DeAWM poaches Japan RE head from Prudential

Less than a year after losing two senior Japanese investment professionals, Deutsche has hired a new head of Japan for property.

Deutsche Asset and Wealth Management (DeAWM), an investment arm of Frankfurt-based investment bank Deutsche Bank, has poached Koichiro Maeda from Prudential Real Estate Investors to lead the firm’s real estate efforts in Japan, according to a firm statement.

Maeda joins as a managing director and head of real estate, Japan, and will be based out of Tokyo. He was most recently a managing director at Prudential, the property investment arm of US insurer Prudential Financial, where he was focused on business development and major transactions in Japan. Maeda joined Prudential in 2011.

Maeda’s hire comes less than a year after DeAWM saw two of its senior Japan real estate team depart the platform, including Akira Tsuruoka, the head of Japan, and Michio Matsumoto, head of acquisitions in Japan. Matsumoto joined global property services firm CBRE as a director and head of acquisitions for Japan.

Maeda brings 21 years of real estate experience altogether to DeAWM. Before his role at Prudential, he worked at Mitsubishi UFJ Morgan Stanley Securities’ investment banking unit focusing on real estate, and before that served in developer Mitsui Fudosan in Japan.

“This appointment reflects the strategic importance of our real estate platform in Japan and our continued commitment to the region,” Pierre Cherki, Head of Alternatives and Real Assets for DeAWM, said in the statement. A DeAWM spokeswoman added that the firm sought a candidate to reflect its ambition and reinforced commitment to the Japan market in particular.

Maeda’s hire coincides with DeAWM’s previously announced plans for expansion in the region. “In the direct real estate business in [Asia Pacific], the long-term plan to which we have committed includes a strengthening of activities in mature-like markets in Asia (including Singapore, Japan, Australia and Korea) where our clients are actively seeking exposure,” Nadir Maruf, Deutsche AWM’s head of real assets, Asia Pacific, told PERE previously.

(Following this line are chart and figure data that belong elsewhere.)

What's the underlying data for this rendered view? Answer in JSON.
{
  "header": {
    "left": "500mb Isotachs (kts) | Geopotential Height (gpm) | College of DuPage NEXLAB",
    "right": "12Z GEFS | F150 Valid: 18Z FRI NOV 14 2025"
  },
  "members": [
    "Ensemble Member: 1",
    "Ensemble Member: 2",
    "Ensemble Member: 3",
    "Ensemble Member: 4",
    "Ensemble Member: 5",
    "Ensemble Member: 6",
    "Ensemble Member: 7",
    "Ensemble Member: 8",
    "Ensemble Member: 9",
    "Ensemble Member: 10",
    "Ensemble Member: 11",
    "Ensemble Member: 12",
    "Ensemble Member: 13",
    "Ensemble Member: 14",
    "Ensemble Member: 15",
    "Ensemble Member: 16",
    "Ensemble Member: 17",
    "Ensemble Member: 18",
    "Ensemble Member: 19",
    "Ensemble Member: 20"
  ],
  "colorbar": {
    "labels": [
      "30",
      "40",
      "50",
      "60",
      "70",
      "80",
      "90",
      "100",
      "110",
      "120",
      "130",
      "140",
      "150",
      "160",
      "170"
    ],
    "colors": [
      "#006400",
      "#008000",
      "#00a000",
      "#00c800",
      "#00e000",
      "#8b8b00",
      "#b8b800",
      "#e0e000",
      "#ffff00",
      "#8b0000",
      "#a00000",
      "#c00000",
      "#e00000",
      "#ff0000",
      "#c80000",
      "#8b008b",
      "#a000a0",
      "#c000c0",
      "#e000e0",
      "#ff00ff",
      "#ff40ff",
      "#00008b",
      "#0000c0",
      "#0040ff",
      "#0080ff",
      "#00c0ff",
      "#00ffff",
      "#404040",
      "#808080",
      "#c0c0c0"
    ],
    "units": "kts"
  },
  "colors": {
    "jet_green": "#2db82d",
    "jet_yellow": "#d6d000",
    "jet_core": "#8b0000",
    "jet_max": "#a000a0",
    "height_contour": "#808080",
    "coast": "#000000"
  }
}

At this point, DeAWM has no real estate-specific head of Asia, as the platform formerly known as RREEF was integrated into the broader alternatives platform. As of last year, the Asian platform is understood to have had about 40 staff – including infrastructure investment professionals – spread between Australia, Japan, Korea and Singapore.

Globally, DeAWM’s alternatives and real assets platform has about $48 billion assets under management in real estate, but Asia has historically been a relatively small part of that. The strategies the firm focuses on include core, value-added, opportunistic, real estate securities and real estate debt.